05/12/2014 : Ma souffrance m'appartient.

Publié le par Lily

(Précisions : je vais m'adresser dans le vide, à une personne qui ne lira sûrement jamais mon article car elle ne connaît même pas mon blog)

Chère fausse amie,

Il y a un temps, je me suis confiée à toi, te croyant mon amie. Je t'ai dit que j'avais mal, je t'ai donné les raisons de ma tristesse et j'ai cherché en toi un peu de réconfort. Tu n'étais peut-être toi-même pas en condition pour m'en donner et je ne te blâme pas pour cela. J'aurai même préféré que tu oses admettre que tu ne te sentais pas capable de m'épauler.

Au lieu de ça, tu as préféré me juger. Tu m'as dit que les raisons de mes souffrances n'étaient pas justifiées. Tu m'as dit que certaines personnes vivaient des choses plus graves que moi. Tu m'as dit que ce que je vivais était banale et que par conséquent je n'avais pas à m'en plaindre. Tu m'as dit que ta vie était bien pire que la mienne et que donc je n'avais pas le droit de m'exprimer.

A partir de ce jour, nous ne nous sommes plus parlé. Nous n'avons plus été amies.

Trois ans se sont écoulées. Nos vies ont changé, je te croise parfois, je pense à tout ce que je n'ai jamais osé te dire.

Si je pouvais revenir en arrière, je te dirai à quel point tes paroles m'ont déçues. Qui es-tu pour juger de ce qui mérite qu'on s'attriste ou non ? N'ai-je pas le droit d'avoir mal ? Y a t'il une loi qui m'interdit de pleurer sous prétexte que mon voisin vit des choses plus graves que moi ? Te crois-tu capable de définir en toute objectivité les degrés de souffrance ? Qui es-tu pour décider qui est plus malheureux que l'autre ? Suis-je la seule à trouver ce concept de "rivalité dans le malheur" malsain ?

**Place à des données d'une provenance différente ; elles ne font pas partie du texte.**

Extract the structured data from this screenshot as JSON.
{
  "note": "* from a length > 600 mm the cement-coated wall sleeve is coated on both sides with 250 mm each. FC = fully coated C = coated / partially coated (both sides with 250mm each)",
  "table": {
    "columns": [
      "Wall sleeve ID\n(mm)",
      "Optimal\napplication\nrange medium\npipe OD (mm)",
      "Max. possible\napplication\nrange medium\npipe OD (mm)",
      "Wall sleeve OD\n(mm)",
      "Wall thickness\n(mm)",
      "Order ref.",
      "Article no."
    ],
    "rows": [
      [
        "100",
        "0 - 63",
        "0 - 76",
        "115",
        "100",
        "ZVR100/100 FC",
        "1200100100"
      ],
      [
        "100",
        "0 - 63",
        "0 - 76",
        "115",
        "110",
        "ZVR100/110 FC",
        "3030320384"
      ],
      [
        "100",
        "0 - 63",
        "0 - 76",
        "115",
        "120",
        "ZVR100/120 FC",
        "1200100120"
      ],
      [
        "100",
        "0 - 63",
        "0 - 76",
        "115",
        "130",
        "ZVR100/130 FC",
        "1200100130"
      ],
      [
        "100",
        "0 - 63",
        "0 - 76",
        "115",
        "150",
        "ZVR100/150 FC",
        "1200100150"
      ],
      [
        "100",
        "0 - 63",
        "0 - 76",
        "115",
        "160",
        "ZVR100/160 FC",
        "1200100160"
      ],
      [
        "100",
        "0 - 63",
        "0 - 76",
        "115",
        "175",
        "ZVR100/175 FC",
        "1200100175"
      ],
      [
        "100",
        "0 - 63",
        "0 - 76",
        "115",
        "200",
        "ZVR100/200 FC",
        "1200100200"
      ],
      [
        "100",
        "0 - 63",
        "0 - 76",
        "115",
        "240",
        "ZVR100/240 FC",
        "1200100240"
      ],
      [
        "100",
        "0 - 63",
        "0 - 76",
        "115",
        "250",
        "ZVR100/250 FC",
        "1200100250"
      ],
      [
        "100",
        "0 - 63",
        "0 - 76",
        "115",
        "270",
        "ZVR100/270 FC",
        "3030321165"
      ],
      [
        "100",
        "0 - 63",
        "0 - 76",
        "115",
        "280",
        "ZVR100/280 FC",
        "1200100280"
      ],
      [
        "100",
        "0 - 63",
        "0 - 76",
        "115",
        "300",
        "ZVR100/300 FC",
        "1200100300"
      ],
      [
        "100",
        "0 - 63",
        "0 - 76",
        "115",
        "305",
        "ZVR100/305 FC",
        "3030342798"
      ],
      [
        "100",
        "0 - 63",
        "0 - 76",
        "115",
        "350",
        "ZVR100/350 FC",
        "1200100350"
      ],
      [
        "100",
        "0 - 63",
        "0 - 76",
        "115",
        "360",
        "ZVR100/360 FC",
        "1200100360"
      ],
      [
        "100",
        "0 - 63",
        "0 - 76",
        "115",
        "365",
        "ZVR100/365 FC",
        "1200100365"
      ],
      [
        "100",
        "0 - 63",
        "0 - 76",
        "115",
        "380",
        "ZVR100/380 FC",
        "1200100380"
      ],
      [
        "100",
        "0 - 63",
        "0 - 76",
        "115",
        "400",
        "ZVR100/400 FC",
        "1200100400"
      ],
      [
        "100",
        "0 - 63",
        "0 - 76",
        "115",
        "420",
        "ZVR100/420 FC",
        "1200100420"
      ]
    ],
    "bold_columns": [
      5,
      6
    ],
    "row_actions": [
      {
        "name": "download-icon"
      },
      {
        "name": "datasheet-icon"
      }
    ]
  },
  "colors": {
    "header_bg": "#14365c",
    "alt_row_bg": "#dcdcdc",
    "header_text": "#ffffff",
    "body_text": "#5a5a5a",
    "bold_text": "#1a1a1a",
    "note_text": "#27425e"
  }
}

J'ai compris, toi aussi tu avais mal. Peut-être que je n'étais pas assez à l'écoute de tes propres problèmes. Peut-être t'es-tu sentie vexée car à ce moment donné, on avait arrêté de parler de ta vie, pour parler de la mienne. Souffrir peut te faire oublier le monde qui vit autour de toi et non pas en fonction de toi. J'aurai aimé que tu en ais autant conscience que moi.

J'aimerai pouvoir te dire une dernière chose, ma souffrance m'appartient et tu ne pourras jamais me refuser cela.

Ps : rassurez-vous cet article a été écrit il y a longtemps, j'ai attendu de prendre assez de recul pour le publier. La souffrance morale est un sujet que je souhaite évoquer même s'il n'est pas des plus attrayants car je sais que grand nombre d'entre nous culpabilisent d'être malheureux à certains instants de leur existence. On ne peut pourtant pas échapper aux événements douloureux de notre vie et il est important, selon moi, d'accepter d'être triste pour pouvoir se relever.

Commenter cet article

Bernieshoot 06/12/2014 06:55

La souffrance physique se voit et apitoie. ..
la souffrance morale est interne et souvent incomprise

Lily Superficielle 06/12/2014 11:00

Bernieshoot : Je suis d'accord avec toi, ce qui ne se voit pas nécessairement est souvent difficile à comprendre...

Paper Boat : En effet le but n'est pas d'atteindre les extrême et de chercher la pitié dans le regard des autres. Là je ne parle pas de pitié mais de soutien. Je suis d'accord avec toi sur le fait qu'il faut se battre, mais chacun est différent, et certains d'entre nous n'ont pas la force de se battre, du moins pas tout de suite. :)

Paper Boat 06/12/2014 10:04

La souffrance physique ne se voit pas forcément, mais elle est présente à chaque instant. Pour ce qui est de la souffrance morale, elle vient souvent de la violence de notre société ou de notre entourage qui entraîne une perte de confiance en soi. Après, l'exercice le plus dur, c'est de ne pas s'apitoyer et de ne pas chercher la pitié dans le regard de l'autre, parce que même si avoir mal n'est pas une chose dont on est responsable, la vision des autres sur soi peut attiser cette perte de confiance et d'estime et c'est pour cette raison qu'il faut se battre. Chacun a la force suffisante pour se relever. Perso, c'est en me disant qu'il y a pire que moi que je relève la tête. J'ai de la chance d'être ce que je suis, avec mes imperfections, et si t'as mal, c'est que t'es en vie! Il faut apprendre à vivre avec la souffrance, parce qu'au final, elle te fera grandir.
Merci pour le partage de ton article.